Iain Dale's reluctant readership

One of my interesting chats today was with someone whose identity I won’t divulge just yet. He made a very valid point: when it comes to political blogging, there’s a gaping hole in the UK blogosphere. Ask anyone with any interest in politics which blogs they read, and you’ll hear the same answers: Guido Fawkes and Iain Dale. Me included.

I’m actually enjoying Guido’s stuff at the moment. I detect a slightly different tone of late: still stirring of course, but not so cynically. Maybe the criticism of late last year, and early this, hit home. It has always been essential reading, purely for the extent of its influence, but I no longer object to the fact that I feel I have to read it.

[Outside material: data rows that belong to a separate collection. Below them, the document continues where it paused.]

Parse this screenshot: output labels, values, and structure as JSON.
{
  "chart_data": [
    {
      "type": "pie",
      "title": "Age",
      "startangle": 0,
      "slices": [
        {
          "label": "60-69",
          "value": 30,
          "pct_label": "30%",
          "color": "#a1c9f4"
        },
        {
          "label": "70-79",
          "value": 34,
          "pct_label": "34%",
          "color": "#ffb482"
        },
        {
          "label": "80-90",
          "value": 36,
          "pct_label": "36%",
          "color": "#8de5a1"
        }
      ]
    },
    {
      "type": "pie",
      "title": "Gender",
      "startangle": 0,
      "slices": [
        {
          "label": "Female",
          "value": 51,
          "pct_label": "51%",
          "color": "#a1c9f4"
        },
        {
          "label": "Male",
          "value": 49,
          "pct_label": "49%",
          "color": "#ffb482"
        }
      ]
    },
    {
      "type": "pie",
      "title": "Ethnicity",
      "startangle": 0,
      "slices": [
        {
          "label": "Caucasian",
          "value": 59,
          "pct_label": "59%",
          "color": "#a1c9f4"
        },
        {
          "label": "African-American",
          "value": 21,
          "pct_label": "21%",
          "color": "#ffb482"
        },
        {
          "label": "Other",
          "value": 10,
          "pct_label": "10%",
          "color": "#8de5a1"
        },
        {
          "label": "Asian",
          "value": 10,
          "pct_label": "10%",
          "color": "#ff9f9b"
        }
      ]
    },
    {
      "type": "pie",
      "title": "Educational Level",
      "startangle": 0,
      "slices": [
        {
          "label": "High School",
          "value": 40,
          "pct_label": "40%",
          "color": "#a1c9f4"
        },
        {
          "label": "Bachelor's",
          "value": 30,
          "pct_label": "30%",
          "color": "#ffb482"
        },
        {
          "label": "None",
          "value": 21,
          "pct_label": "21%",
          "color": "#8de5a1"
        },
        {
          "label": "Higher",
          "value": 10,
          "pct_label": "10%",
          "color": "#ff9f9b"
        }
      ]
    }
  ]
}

But I continue to read Iain Dale’s blog because I feel it’s important that I should, not because I agree with him on much (if anything). That isn’t meant to be a criticism of the guy: in many respects, I admire what he’s doing – but I don’t just consider myself to belong to the same camp. (I’m still keeping an open mind on Cameron, though, but that’s not the point.)

He’s currently conducting a readership survey, to find out more about what his readership wants – but underlying the questions is an assumption of sympathy with his pro-Tory, pro-Cameron stance. None of the multiple choice options allow for the ‘outsider’ readership. For example, he asks if you agree or disagree with the statement that ‘Iain is a disruptive influence on the Conservative Party and he should be more loyal’. I agree with the first part, and probably disagree with the second – although I wouldn’t feel it’s my place, as a non-Tory, to comment.

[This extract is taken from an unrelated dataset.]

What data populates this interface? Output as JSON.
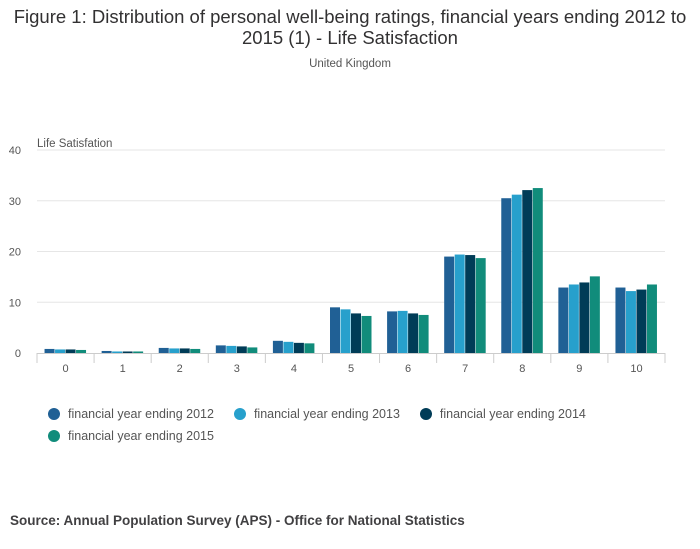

Where is the anti-Iain Dale – a well-produced blog by someone who clearly ‘gets it’, and has an ear to the ground in SW1, but from a centre-left perspective? And if he/she existed, I wonder would I continue to read Iain’s stuff?

2 thoughts on “Iain Dale's reluctant readership”

  1. In discussions with Iain last year we were convinced that we could not maintain our ascendency. Alex Hilton was the only left-wing blogger who I found entertaining. I think the left needs a blogger who has good news values, can write and has the time.
    Perhaps a now unemployed Blairite could emerge as a critical left-of-centre blogger? The emergence of Brown could bring out a blogger in the same way that Cameron beating Davis brought out Dale.
    The other factor hindering left-of-centre blogging is economics – Iain and myself had the means to afford to devote time to blogging.